My Personal Top 12 CPRA Privacy Enhancements
Last July — before the list above was created and when CPRA had recently made the ballot as Prop24 — I created my own separate “Top 12 CPRA Enhancements.” So here is my top 12:
- #1 Creates a New Privacy Right — The Right to Limit the Use of Sensitive Personal Information (maps to CCP’s #11 above, plus I call out geolocation which is CCP’s #13))
- #2 Provides Further Safeguards for Kids (maps to CCP’s #2 above)
- #3 Creates a New Privacy Right — The Right to Correct (maps to CCP’s #9)
- #4 Extends the Right to Opt-out of the Sale of Personal Data to Include Opt-out of the Sharing of Personal Data (maps to CCP’s #1)
- #5 Creates a New Privacy Right — Right to Reject Automated Decision Making and Profiling (maps to CCP’s #14)
- #6 Requires Businesses to Provide Data Protection by Design and Default (maps to CCP’s #3, #4 and #5)
- #7 Requires Businesses to Maintain Records of Processing Activity of Personal Data (not on CCP’s list)
- #8 Requires Business to Do Data Protection Impact Analyses (maps to CCP’s #18)
- #9 Establishes a New Enforcement Arm — the Privacy Protection Agency (maps to CCP’s#17)
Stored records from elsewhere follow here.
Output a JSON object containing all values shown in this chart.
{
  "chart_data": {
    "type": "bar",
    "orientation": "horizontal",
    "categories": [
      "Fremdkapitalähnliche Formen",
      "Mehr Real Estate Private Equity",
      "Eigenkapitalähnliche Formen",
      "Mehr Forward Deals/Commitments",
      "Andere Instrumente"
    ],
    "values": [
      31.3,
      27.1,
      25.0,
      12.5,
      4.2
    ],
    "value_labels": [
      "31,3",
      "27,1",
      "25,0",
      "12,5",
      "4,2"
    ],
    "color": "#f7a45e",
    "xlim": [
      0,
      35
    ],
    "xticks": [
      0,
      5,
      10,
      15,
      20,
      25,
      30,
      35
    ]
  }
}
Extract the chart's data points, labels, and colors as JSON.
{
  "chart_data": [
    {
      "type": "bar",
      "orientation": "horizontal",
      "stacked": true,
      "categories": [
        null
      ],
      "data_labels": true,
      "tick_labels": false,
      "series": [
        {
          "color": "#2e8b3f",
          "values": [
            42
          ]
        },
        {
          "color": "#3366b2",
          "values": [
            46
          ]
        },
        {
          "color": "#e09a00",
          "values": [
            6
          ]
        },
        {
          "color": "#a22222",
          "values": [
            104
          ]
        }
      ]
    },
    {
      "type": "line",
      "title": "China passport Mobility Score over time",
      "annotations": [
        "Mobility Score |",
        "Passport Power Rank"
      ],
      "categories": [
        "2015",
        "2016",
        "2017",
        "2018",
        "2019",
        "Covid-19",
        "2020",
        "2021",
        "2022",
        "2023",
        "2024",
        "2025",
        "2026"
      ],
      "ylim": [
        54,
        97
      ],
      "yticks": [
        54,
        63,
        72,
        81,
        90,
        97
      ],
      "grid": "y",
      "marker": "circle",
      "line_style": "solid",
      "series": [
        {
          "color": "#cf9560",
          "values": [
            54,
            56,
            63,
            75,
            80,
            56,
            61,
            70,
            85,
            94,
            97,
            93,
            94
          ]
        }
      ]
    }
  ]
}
- #10 Stricter Fines and Enforcement (maps to CCP’s #10)
- #11 Improves Private Right of Action (maps to CCP’s #15)
- #12 Reduces the ability to weaken privacy law in California (maps to CCP’s #20)
The CCP ones not on my list are chain of custody; deletion expansion; right to see all personal info; right to opt-out of cross-context behavioral advertising and Chief Privacy Auditor. On my list and not on CCP’s is requiring businesses to maintain records of processing activity.
As the timeline for enforcement draw near, I will be curious to hear what others think are CPRA’s top “new features” vis a vis the CCPA!